Dukas: La plainte, au loin, du faune
(geïnstrumenteerd door Geert van Keulen)

Messiaen: Les offrandes oubliées - Chronochromie

Dalbavie: La source d’un regard

Zuidam: Adam-Interludes

Koninklijk Concertgebouworkest o.l.v. George Benjamin en Ingo Metzmacher (Zuidam)

RCO 09003 • 81' • (sacd)

Live-opname: Concertgebouw, Amsterdam, 8-9 november 2007 en 13-14 juni 2008 (Zuidam)


In het concertseizoen 2007/8 werd de honderdste geboortedag van Olivier Messiaen (1908-1992) wereldwijd uitbundig gevierd. Vanzelfsprekend speelde de immense opera ‘Saint François d’Assise’ daarin de hoofdrol – is er ooit een omvangrijker stuk muziektheater aan het papier toevertrouwd? Zelfs Richard Wagner heeft het nakijken. Het Koninklijk Concertgebouworkest zette luister aan de festiviteiten bij door de verbinding van Messiaen met het heden te benadrukken.

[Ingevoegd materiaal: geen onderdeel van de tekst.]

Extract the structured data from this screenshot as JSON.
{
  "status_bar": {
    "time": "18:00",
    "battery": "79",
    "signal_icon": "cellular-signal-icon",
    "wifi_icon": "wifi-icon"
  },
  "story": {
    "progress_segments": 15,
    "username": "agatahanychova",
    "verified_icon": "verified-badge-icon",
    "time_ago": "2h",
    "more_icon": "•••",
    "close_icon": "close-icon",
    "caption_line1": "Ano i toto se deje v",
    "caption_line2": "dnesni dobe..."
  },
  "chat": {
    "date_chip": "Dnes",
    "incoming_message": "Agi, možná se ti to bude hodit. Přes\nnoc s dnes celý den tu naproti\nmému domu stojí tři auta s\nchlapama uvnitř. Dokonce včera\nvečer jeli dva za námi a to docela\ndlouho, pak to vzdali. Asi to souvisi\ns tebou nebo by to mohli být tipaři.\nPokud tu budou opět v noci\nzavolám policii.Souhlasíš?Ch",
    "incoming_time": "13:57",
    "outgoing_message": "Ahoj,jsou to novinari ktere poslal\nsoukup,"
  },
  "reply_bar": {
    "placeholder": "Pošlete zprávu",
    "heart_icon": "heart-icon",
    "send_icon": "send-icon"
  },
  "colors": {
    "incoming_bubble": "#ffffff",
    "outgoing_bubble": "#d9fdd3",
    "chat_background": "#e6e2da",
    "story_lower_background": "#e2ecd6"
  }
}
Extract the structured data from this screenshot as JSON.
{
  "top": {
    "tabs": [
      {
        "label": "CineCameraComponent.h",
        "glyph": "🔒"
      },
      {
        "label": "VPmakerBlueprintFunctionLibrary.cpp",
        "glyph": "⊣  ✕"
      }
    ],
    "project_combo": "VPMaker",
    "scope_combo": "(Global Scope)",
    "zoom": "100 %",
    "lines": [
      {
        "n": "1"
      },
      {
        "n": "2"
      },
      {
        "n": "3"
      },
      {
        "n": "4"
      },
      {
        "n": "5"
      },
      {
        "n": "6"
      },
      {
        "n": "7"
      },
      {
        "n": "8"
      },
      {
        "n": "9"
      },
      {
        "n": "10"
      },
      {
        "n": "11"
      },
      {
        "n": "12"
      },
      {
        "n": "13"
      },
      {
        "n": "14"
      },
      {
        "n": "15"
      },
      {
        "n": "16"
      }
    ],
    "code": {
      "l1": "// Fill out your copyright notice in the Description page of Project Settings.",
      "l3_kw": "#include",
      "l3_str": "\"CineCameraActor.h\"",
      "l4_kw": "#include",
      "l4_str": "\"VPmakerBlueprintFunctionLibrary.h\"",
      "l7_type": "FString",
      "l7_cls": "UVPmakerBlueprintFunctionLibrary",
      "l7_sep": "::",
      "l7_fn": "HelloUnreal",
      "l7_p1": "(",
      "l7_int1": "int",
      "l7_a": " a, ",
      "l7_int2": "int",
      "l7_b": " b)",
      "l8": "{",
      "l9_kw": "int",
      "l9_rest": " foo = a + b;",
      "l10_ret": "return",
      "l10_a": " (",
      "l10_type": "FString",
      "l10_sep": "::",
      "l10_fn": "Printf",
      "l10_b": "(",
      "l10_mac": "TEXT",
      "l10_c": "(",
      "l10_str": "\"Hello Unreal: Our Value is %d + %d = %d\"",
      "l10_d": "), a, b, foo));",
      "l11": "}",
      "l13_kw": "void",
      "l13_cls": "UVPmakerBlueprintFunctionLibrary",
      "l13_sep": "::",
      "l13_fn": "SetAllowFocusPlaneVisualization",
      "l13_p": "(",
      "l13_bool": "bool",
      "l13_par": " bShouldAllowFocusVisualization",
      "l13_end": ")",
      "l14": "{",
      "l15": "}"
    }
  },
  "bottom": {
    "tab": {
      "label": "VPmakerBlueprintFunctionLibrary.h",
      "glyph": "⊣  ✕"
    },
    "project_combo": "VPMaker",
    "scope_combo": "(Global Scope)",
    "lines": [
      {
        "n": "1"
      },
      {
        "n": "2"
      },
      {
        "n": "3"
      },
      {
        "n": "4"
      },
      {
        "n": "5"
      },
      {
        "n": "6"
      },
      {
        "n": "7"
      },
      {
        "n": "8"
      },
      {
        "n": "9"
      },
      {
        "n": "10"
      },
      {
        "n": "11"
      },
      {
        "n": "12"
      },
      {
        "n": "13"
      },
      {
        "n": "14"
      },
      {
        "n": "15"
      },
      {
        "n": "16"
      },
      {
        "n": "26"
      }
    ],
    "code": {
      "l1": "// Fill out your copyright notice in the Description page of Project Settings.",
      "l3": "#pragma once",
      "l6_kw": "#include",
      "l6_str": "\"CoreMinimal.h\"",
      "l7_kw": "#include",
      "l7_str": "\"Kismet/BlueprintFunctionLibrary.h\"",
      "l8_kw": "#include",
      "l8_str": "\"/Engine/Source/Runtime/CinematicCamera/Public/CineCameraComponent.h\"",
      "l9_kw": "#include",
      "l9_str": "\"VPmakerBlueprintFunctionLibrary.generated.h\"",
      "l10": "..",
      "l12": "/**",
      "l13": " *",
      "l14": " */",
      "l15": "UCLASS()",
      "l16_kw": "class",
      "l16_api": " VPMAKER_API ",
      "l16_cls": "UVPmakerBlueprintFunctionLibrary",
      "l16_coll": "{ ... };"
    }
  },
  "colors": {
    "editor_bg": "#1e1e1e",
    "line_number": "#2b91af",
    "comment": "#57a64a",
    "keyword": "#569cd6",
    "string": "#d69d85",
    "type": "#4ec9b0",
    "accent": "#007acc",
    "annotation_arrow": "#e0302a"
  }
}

Hoe je het ook wendt of keert, de invloed van de man op het componeren van de generaties na hem is gigantisch, en ze is nog lang niet uitgewerkt. In dat opzicht mogen we hem gerust vergelijken met Gustav Mahler. Er is wel één groot verschil: buiten zo’n jubileumsseizoen wordt Messiaen steeds minder gespeeld. De vraag dringt zich op: moet zijn tijd nog komen of is ze al geweest?

De festiviteiten bij het KCO hebben in ieder geval een resultaat opgeleverd dat klinkt als een klok, en dat mag men in het geval van Messiaen letterlijk opvatten. We hebben het altijd over de volière van de Maître, maar minstens even belangrijk zijn de klokken, die zijn orkestpartituren een geheel eigen koloriet verlenen. De Britse componist en dirigent George Benjamin studeerde bij Messiaen en is zo te horen de ideale man om twee karakteristieke orkestwerken tot klinken te laten komen. Uit de jonge jaren van de componist het innig vrome Les offrandes oubliées (1930), waarin de klankgeworden religieuze extase van het orgel naar het orkest wordt getransporteerd. Uit zijn meest radicale periode klinkt Chronochromie (Tijdskleur, nomen est omen), een werk dat in 1960 ten doop werd gehouden op het Festival van Donaueschingen. Het klankmateriaal is niet alleen opgebouwd uit Messiaens ornithologische catalogus, maar ook uit het ruisen van watervallen en bergstromen. Linksom of rechtsom, het is zonder meer het meest ‘modern’ klinkende stuk op deze uitgave.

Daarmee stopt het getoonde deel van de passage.